It’s about time we stop using the term Citizen Data Science.
Amateur. Interim. Acting. Citizen. These are all terms that imply someone only has temporary control until the “real people” who know what they are doing take over. This data-driven culture has produced a great demand filling open data science positions. There are numerous software vendors and startups attempting to improve the data ecosystem and lower the entry point for data scientists, thus the required background and skill set for these jobs have been lowered in recent years with technology advancement. The data science community should encourage more individuals to get better training in statistics and computer science techniques. Let’s stop using the term Citizen Data Science; it alienates those who want to get into this field.
Given that the data science field no longer requires a PhD, some researchers are labeling these candidates “citizen data scientists” because they understand the applications, but not the underlying math and statistics. This is an unfair label because as technology continues to automate certain processes that currently were manual previously.
For example, software engineers actually create software with other software, like Visual Studio or a text editor. The editor converts lines of code into machine code (i.e. 1’s and 0’s), compiles it and shows the output. How many engineers actually know machine code well enough to create great new applications? They may have learned basic machine language in school but not necessarily how to write applications. It can be done, but it would take years to complete when it would take a computer just seconds. So is it fair to call them citizen software engineers because they don’t compile machine code manually?
The best part about technology is that it’s constantly evolving to improve our lives every day, often at an overwhelming pace. If technology wasn’t designed to produce advancements that make our lives easier, we would all be using command line tools and writing in Fortran, LISP and COBOL. No thank you.
Part of this explosive growth has been powered with cloud infrastructure vendors like Amazon Web Services, Microsoft Azure, Rackspace, and many others. Just ten or fifteen years ago, nearly every company was still on-premises with expensive data centers and paying out the nose for their ERP software. In addition, these companies had to hire many FTEs just to keep operations running. The software, hardware and personnel to keep these systems running likely cost tens of millions of dollars at an entry point barely a decade ago. Now with cloud hosting infrastructure, companies could start operations with thousands of dollars, not millions.
Netflix, for example, which is hosted on Amazon Web Services, consumes roughly 35% of ALL internet traffic and doesn’t even have its own data center. Netflix does employ thousands of infrastructure engineers and developers to sustain their operation, but they do not own any hardware or expensive software like Oracle to keep their operations running. Yury Izrailevsky, the company’s VP of cloud and platform engineering, wrote in a blog post, “Supporting such rapid growth would have been extremely difficult out of our own data centers; we simply could not have racked the servers fast enough.” So if they don’t manage their own hardware technology, should we call them a citizen cloud application?
Of course not.
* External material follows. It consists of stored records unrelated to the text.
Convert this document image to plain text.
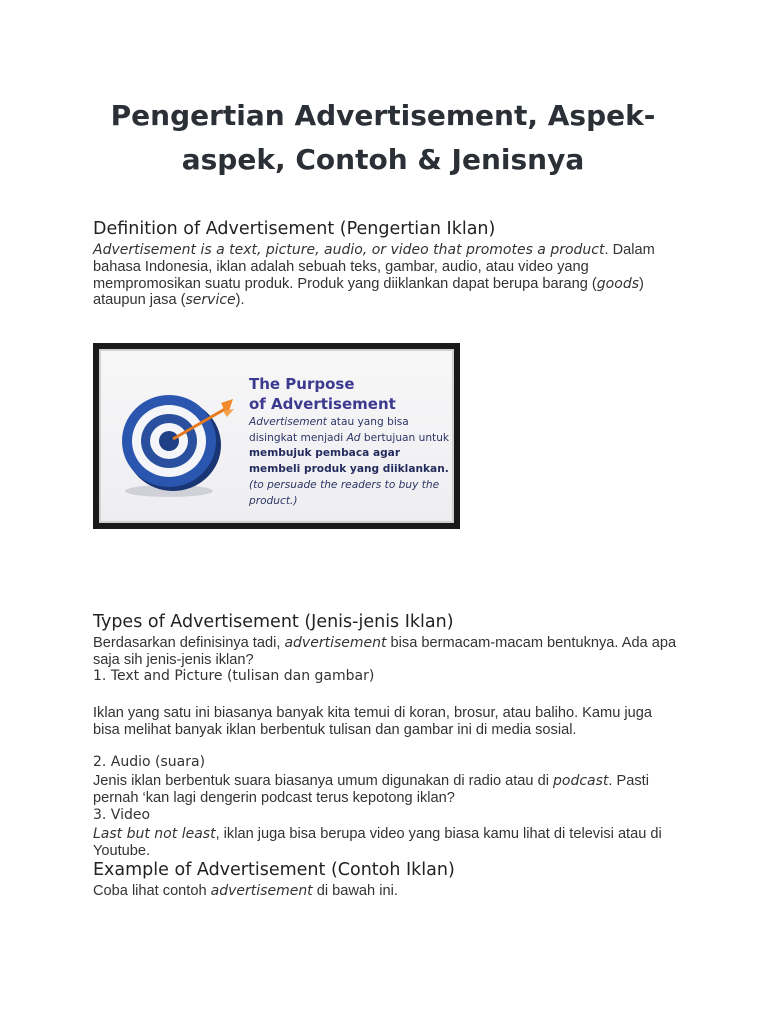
Pengertian Advertisement, Aspek-aspek, Contoh & Jenisnya
Definition of Advertisement (Pengertian Iklan)

Advertisement is a text, picture, audio, or video that promotes a product. Dalam bahasa Indonesia, iklan adalah sebuah teks, gambar, audio, atau video yang mempromosikan suatu produk. Produk yang diiklankan dapat berupa barang (goods) ataupun jasa (service).

The Purpose
of Advertisement

Advertisement atau yang bisa disingkat menjadi Ad bertujuan untuk membujuk pembaca agar membeli produk yang diiklankan.
(to persuade the readers to buy the product.)

Types of Advertisement (Jenis-jenis Iklan)

Berdasarkan definisinya tadi, advertisement bisa bermacam-macam bentuknya. Ada apa saja sih jenis-jenis iklan?

1. Text and Picture (tulisan dan gambar)

Iklan yang satu ini biasanya banyak kita temui di koran, brosur, atau baliho. Kamu juga bisa melihat banyak iklan berbentuk tulisan dan gambar ini di media sosial.

2. Audio (suara)

Jenis iklan berbentuk suara biasanya umum digunakan di radio atau di podcast. Pasti pernah ‘kan lagi dengerin podcast terus kepotong iklan?

3. Video

Last but not least, iklan juga bisa berupa video yang biasa kamu lihat di televisi atau di Youtube.

Example of Advertisement (Contoh Iklan)

Coba lihat contoh advertisement di bawah ini.
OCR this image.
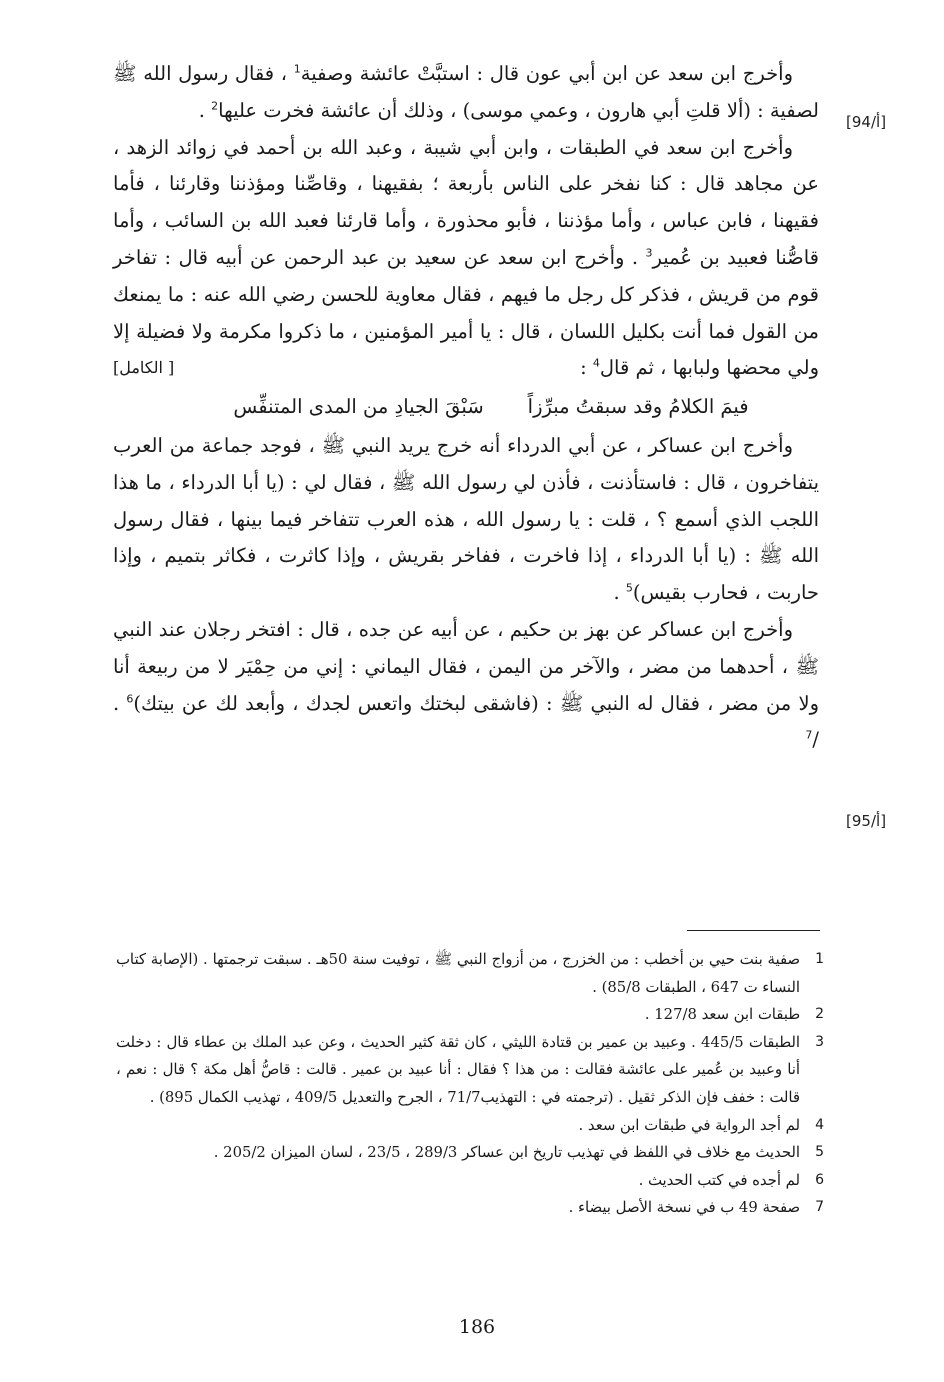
[أ/94]
[أ/95]

وأخرج ابن سعد عن ابن أبي عون قال : استبَّتْ عائشة وصفية$^1$ ، فقال رسول الله ﷺ لصفية : (ألا قلتِ أبي هارون ، وعمي موسى) ، وذلك أن عائشة فخرت عليها$^2$ .

وأخرج ابن سعد في الطبقات ، وابن أبي شيبة ، وعبد الله بن أحمد في زوائد الزهد ، عن مجاهد قال : كنا نفخر على الناس بأربعة ؛ بفقيهنا ، وقاصِّنا ومؤذننا وقارئنا ، فأما فقيهنا ، فابن عباس ، وأما مؤذننا ، فأبو محذورة ، وأما قارئنا فعبد الله بن السائب ، وأما قاصُّنا فعبيد بن عُمير$^3$ . وأخرج ابن سعد عن سعيد بن عبد الرحمن عن أبيه قال : تفاخر قوم من قريش ، فذكر كل رجل ما فيهم ، فقال معاوية للحسن رضي الله عنه : ما يمنعك من القول فما أنت بكليل اللسان ، قال : يا أمير المؤمنين ، ما ذكروا مكرمة ولا فضيلة إلا ولي محضها ولبابها ، ثم قال$^4$ :
[ الكامل]

فيمَ الكلامُ وقد سبقتُ مبرِّزاً
سَبْقَ الجيادِ من المدى المتنفِّس

وأخرج ابن عساكر ، عن أبي الدرداء أنه خرج يريد النبي ﷺ ، فوجد جماعة من العرب يتفاخرون ، قال : فاستأذنت ، فأذن لي رسول الله ﷺ ، فقال لي : (يا أبا الدرداء ، ما هذا اللجب الذي أسمع ؟ ، قلت : يا رسول الله ، هذه العرب تتفاخر فيما بينها ، فقال رسول الله ﷺ : (يا أبا الدرداء ، إذا فاخرت ، ففاخر بقريش ، وإذا كاثرت ، فكاثر بتميم ، وإذا حاربت ، فحارب بقيس)$^5$ .

وأخرج ابن عساكر عن بهز بن حكيم ، عن أبيه عن جده ، قال : افتخر رجلان عند النبي ﷺ ، أحدهما من مضر ، والآخر من اليمن ، فقال اليماني : إني من حِمْيَر لا من ربيعة أنا ولا من مضر ، فقال له النبي ﷺ : (فاشقى لبختك واتعس لجدك ، وأبعد لك عن بيتك)$^6$ . /$^7$

1
صفية بنت حيي بن أخطب : من الخزرج ، من أزواج النبي ﷺ ، توفيت سنة 50هـ . سبقت ترجمتها . (الإصابة كتاب النساء ت 647 ، الطبقات 85/8) .
2
طبقات ابن سعد 127/8 .
3
الطبقات 445/5 . وعبيد بن عمير بن قتادة الليثي ، كان ثقة كثير الحديث ، وعن عبد الملك بن عطاء قال : دخلت أنا وعبيد بن عُمير على عائشة فقالت : من هذا ؟ فقال : أنا عبيد بن عمير . قالت : قاصُّ أهل مكة ؟ قال : نعم ، قالت : خفف فإن الذكر ثقيل . (ترجمته في : التهذيب71/7 ، الجرح والتعديل 409/5 ، تهذيب الكمال 895) .
4
لم أجد الرواية في طبقات ابن سعد .
5
الحديث مع خلاف في اللفظ في تهذيب تاريخ ابن عساكر 289/3 ، 23/5 ، لسان الميزان 205/2 .
6
لم أجده في كتب الحديث .
7
صفحة 49 ب في نسخة الأصل بيضاء .
186
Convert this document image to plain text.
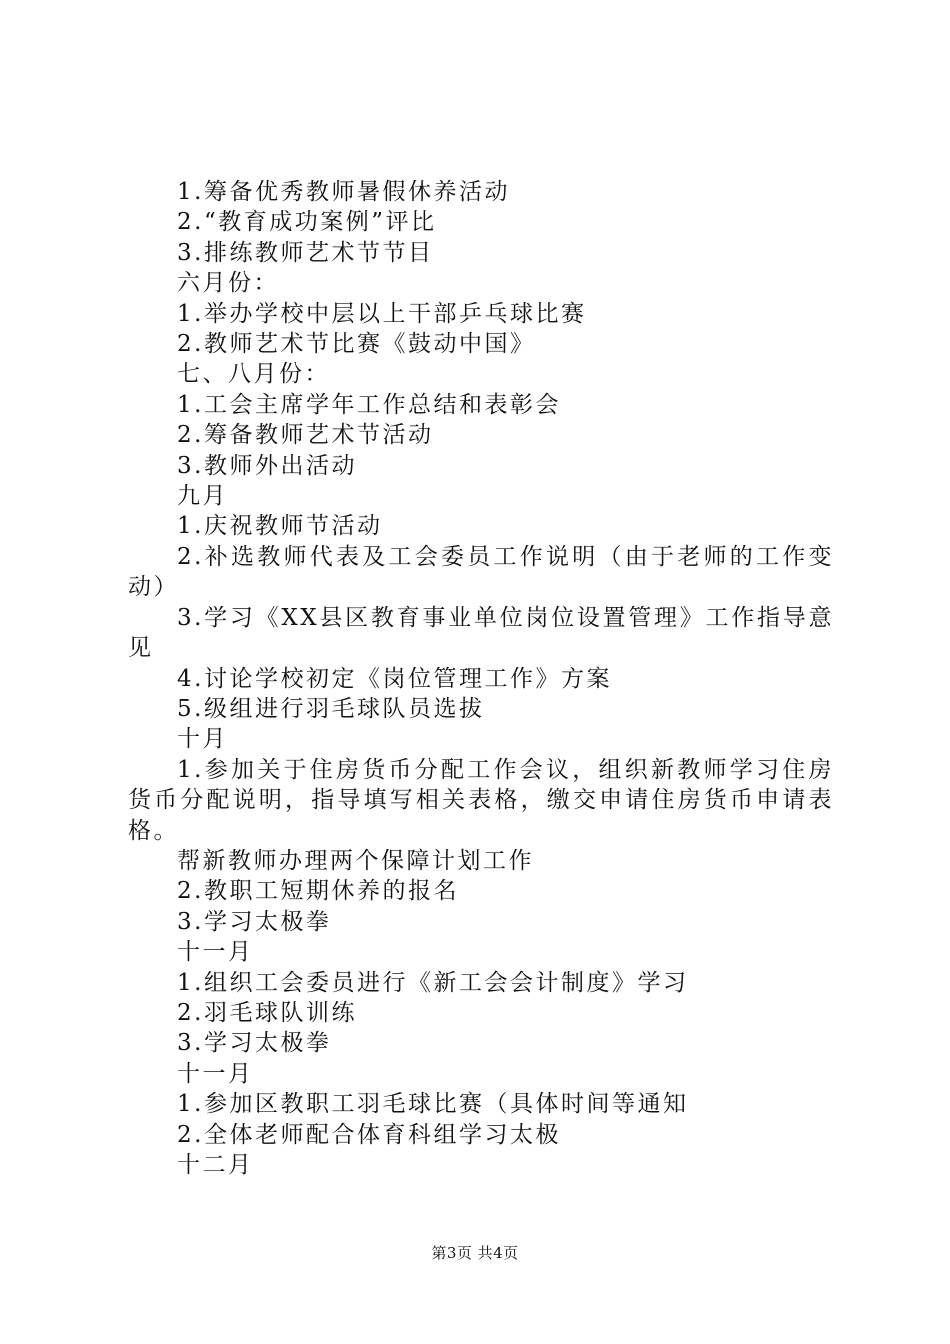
1.筹备优秀教师暑假休养活动

2.“教育成功案例”评比

3.排练教师艺术节节目

六月份：

1.举办学校中层以上干部乒乓球比赛

2.教师艺术节比赛《鼓动中国》

七、八月份：

1.工会主席学年工作总结和表彰会

2.筹备教师艺术节活动

3.教师外出活动

九月

1.庆祝教师节活动

2.补选教师代表及工会委员工作说明（由于老师的工作变动）

3.学习《XX县区教育事业单位岗位设置管理》工作指导意见

4.讨论学校初定《岗位管理工作》方案

5.级组进行羽毛球队员选拔

十月

1.参加关于住房货币分配工作会议，组织新教师学习住房货币分配说明，指导填写相关表格，缴交申请住房货币申请表格。

帮新教师办理两个保障计划工作

2.教职工短期休养的报名

3.学习太极拳

十一月

1.组织工会委员进行《新工会会计制度》学习

2.羽毛球队训练

3.学习太极拳

十一月

1.参加区教职工羽毛球比赛（具体时间等通知

2.全体老师配合体育科组学习太极

十二月

第3页 共4页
Netflix made the move to AWS because of its lower cost, higher efficiency and unparalleled scale. Netflix could host its own applications, but it would not be able to grow the business because of this limited technology. The exact same thing can be said about the term Citizen Data Science. What were archaic workflows ten years ago are now automated with advance in technology. So why do we punish new entrants in this field with a terrible title of Citizen Data Science?
Data Science is a field, not a position. So it’s time to put a stop to the effort to label the quasi-data scientist. If individuals aren’t well versed in statistics but are in charge of finding trends in data for their company, let’s call them Data Analysts. Heck, even the term Business Analyst is better than Data Scientist if they don’t have the skill set. Technology will continue to improve workflows, making our jobs today obsolete.
Guess how many open jobs there are with the title “Citizen Data Scientist” on LinkedIn Jobs, Indeed, ZipRecruiter, The Ladders and Glass Door? None. Why do you think that is? Because no one wants to be labeled with such a condescending title. And no company wants to hire someone that doesn’t know what they are doing.
With MOOCs like Udemy, Udacity, edX and Coursera, people (myself included) from around the globe are learning how to improve the world around us using data. A worldwide movement is underway, and it’s very exciting to be a part of. So let’s make everyone feel involved. The fact that data scientists are no longer required to have an advanced degree will actually have a beneficial impact on the industry rather than a disadvantage.
The data science industry will continue to evolve and needs more men and women to apply their passion for data to gain the skills to become a data scientist. Using the term Citizen Data Scientist alienates people from pursuing a career in data science, which can hurt the development of our data-driven culture. The data science field should value diversity in both quantitative and qualitative acumen. We could have used the terms citizen computer scientists or citizen statisticians. But parts of several industries came together to form a new field, data science. So from a field that was developed outside of a traditional education track, it’s about time we stop using this condescending, inappropriate, and hypocritical label.